According to the European Commission’s quarterly review on Employment and Social Situation, Greece is the poorest country in the European Union for 2013.
The review mentions that Greeks, despite working the longest hours in Europe, earn the lowest salaries. In 2008 to 2013, the real Gross Disposable Household Income (GDHI) declined 14.8% in Greece, the second highest percentage in the EU after Ireland (-16%). The main reason for the decline was tax increases, pension reductions and the limited impact of social protection expenditure. In addition, Greece’s youth unemployment rate is the highest among EU’s member States.
The report showed that the biggest at-risk-of-poverty rate recorded in Greece was between 2011-13. In 2013, poverty affected 23.7 percent of the population, an increase of 1.8 percent compared with 2011, followed by Romania, with a 1.1 percent increase and poverty at 21.2 percent, Latvia with a 0.9 percent increase and poverty at 21.4 percent and Spain with a 0.7 percent increase and poverty at 20.9 percent.
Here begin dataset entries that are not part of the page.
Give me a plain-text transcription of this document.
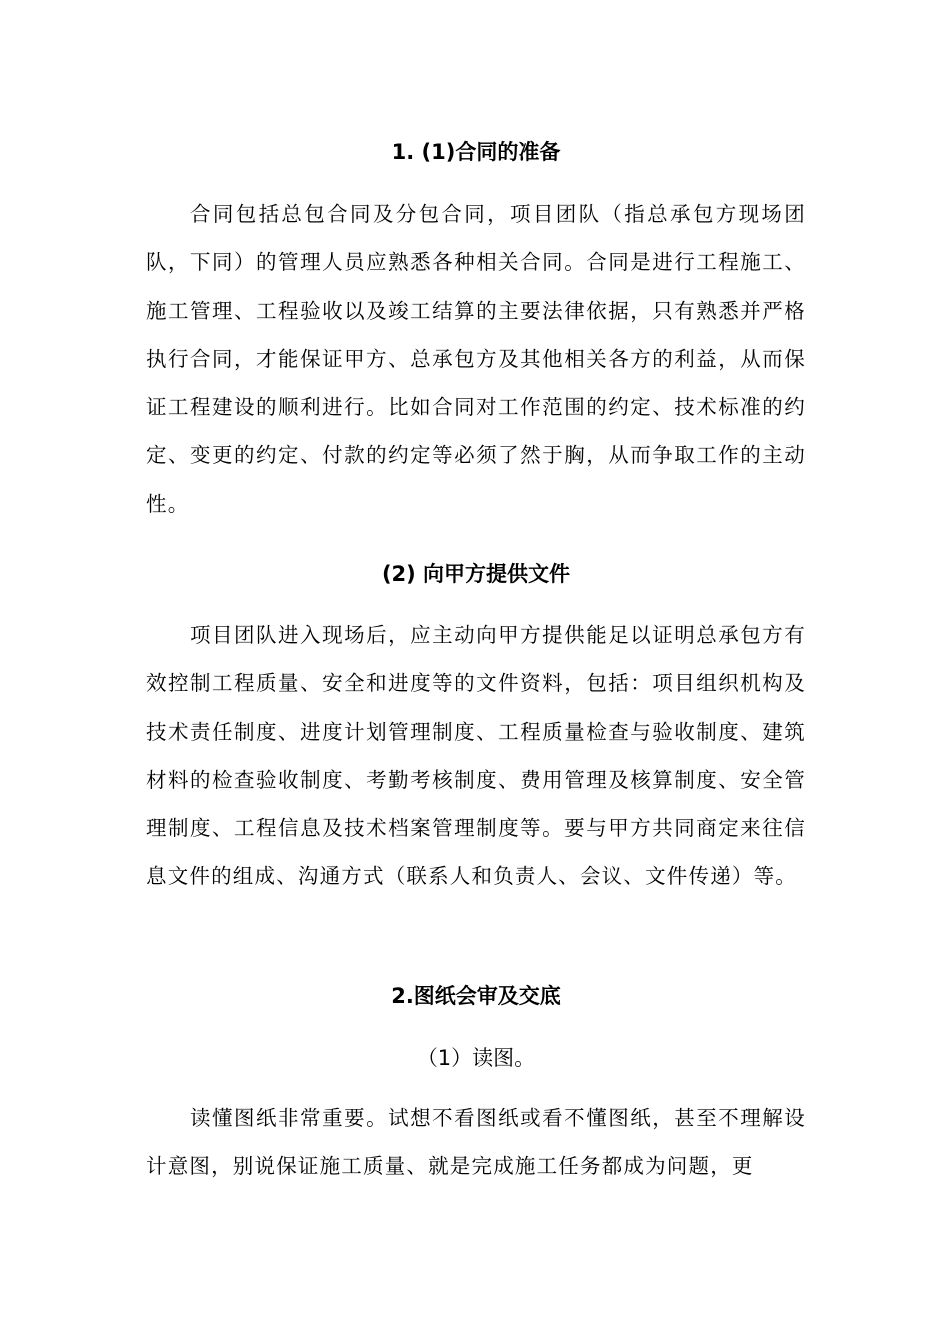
1. (1)合同的准备
合同包括总包合同及分包合同，项目团队（指总承包方现场团队，下同）的管理人员应熟悉各种相关合同。合同是进行工程施工、施工管理、工程验收以及竣工结算的主要法律依据，只有熟悉并严格执行合同，才能保证甲方、总承包方及其他相关各方的利益，从而保证工程建设的顺利进行。比如合同对工作范围的约定、技术标准的约定、变更的约定、付款的约定等必须了然于胸，从而争取工作的主动性。
(2) 向甲方提供文件
项目团队进入现场后，应主动向甲方提供能足以证明总承包方有效控制工程质量、安全和进度等的文件资料，包括：项目组织机构及技术责任制度、进度计划管理制度、工程质量检查与验收制度、建筑材料的检查验收制度、考勤考核制度、费用管理及核算制度、安全管理制度、工程信息及技术档案管理制度等。要与甲方共同商定来往信息文件的组成、沟通方式（联系人和负责人、会议、文件传递）等。
2.图纸会审及交底
（1）读图。
读懂图纸非常重要。试想不看图纸或看不懂图纸，甚至不理解设计意图，别说保证施工质量、就是完成施工任务都成为问题，更
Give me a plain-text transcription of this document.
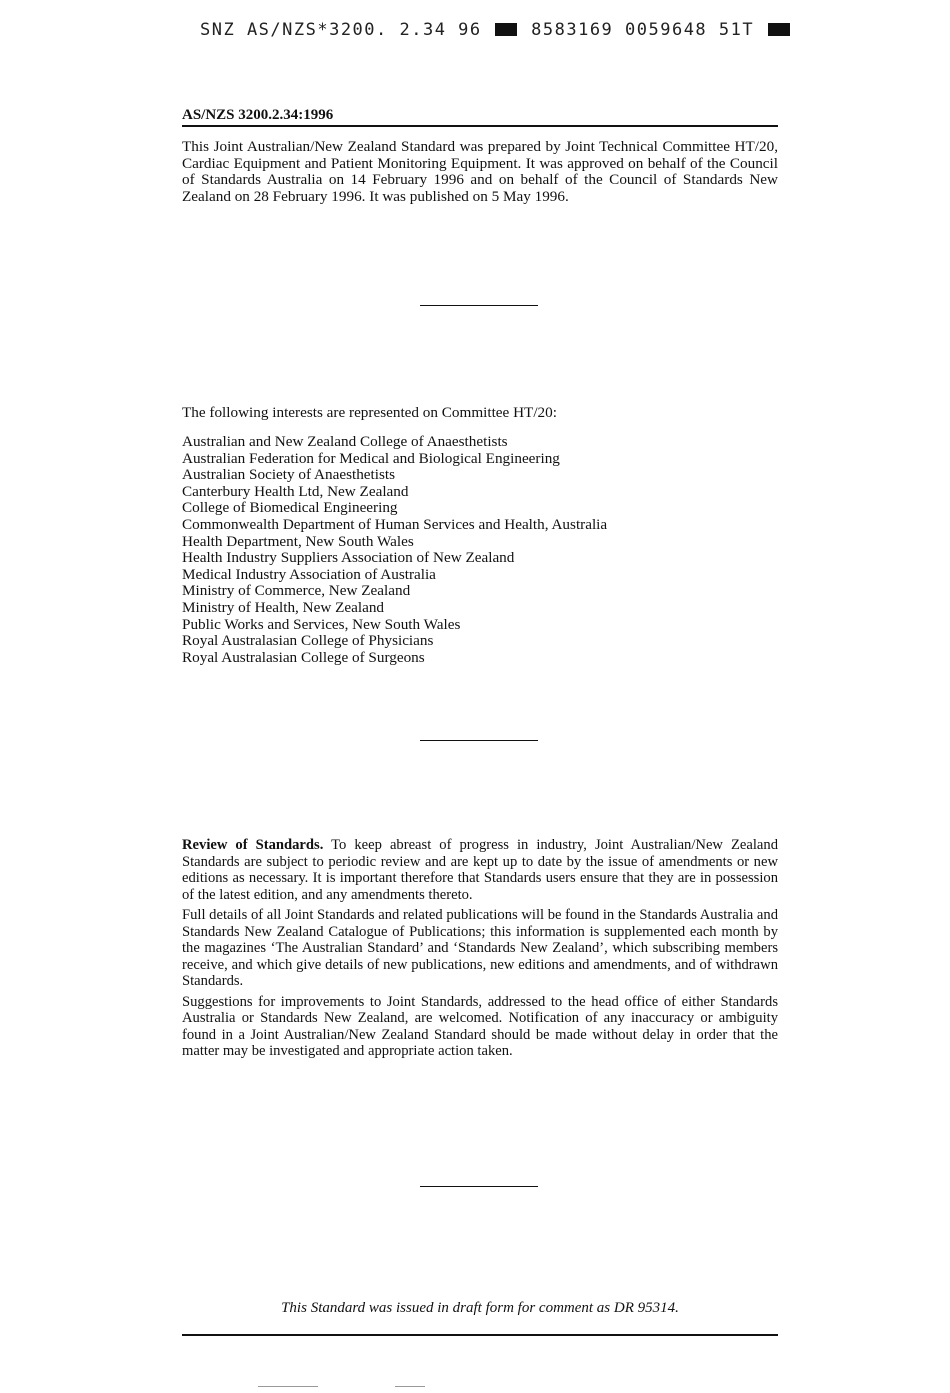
SNZ AS/NZS*3200. 2.34 96	8583169 0059648 51T
AS/NZS 3200.2.34:1996
This Joint Australian/New Zealand Standard was prepared by Joint Technical Committee HT/20, Cardiac Equipment and Patient Monitoring Equipment. It was approved on behalf of the Council of Standards Australia on 14 February 1996 and on behalf of the Council of Standards New Zealand on 28 February 1996. It was published on 5 May 1996.
The following interests are represented on Committee HT/20:
Australian and New Zealand College of Anaesthetists
Australian Federation for Medical and Biological Engineering
Australian Society of Anaesthetists
Canterbury Health Ltd, New Zealand
College of Biomedical Engineering
Commonwealth Department of Human Services and Health, Australia
Health Department, New South Wales
Health Industry Suppliers Association of New Zealand
Medical Industry Association of Australia
Ministry of Commerce, New Zealand
Ministry of Health, New Zealand
Public Works and Services, New South Wales
Royal Australasian College of Physicians
Royal Australasian College of Surgeons

Review of Standards. To keep abreast of progress in industry, Joint Australian/New Zealand Standards are subject to periodic review and are kept up to date by the issue of amendments or new editions as necessary. It is important therefore that Standards users ensure that they are in possession of the latest edition, and any amendments thereto.

Full details of all Joint Standards and related publications will be found in the Standards Australia and Standards New Zealand Catalogue of Publications; this information is supplemented each month by the magazines ‘The Australian Standard’ and ‘Standards New Zealand’, which subscribing members receive, and which give details of new publications, new editions and amendments, and of withdrawn Standards.

Suggestions for improvements to Joint Standards, addressed to the head office of either Standards Australia or Standards New Zealand, are welcomed. Notification of any inaccuracy or ambiguity found in a Joint Australian/New Zealand Standard should be made without delay in order that the matter may be investigated and appropriate action taken.

This Standard was issued in draft form for comment as DR 95314.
According to the European Commission review, the rate of growth of nominal unit labor costs in 2013, recorded the biggest decline in Cyprus (-5.4 percent) and Greece (-4.7 percent), while the Greeks work more hours a week (43.7 hours per week) compared with the rest of the Europeans. The Polish come second with 42.5 hours, followed by Cypriots with 42.4 hours, Portuguese with 42.2 hours and Austrians with 42.15 hours. Finns (39.7), Hungarians (39.8) and the French (40) are those who work less.
In January 2014, a total of 3.1 million young people, aged 15-24, were struck by unemployment in the EU.
Commenting on the review, European Commissioner for Employment, Social Affairs and Inclusion, Laszlo Andor said that “inequalities have risen and there is a risk that the current fragile recovery is not likely to improve the situation of many low-income groups.”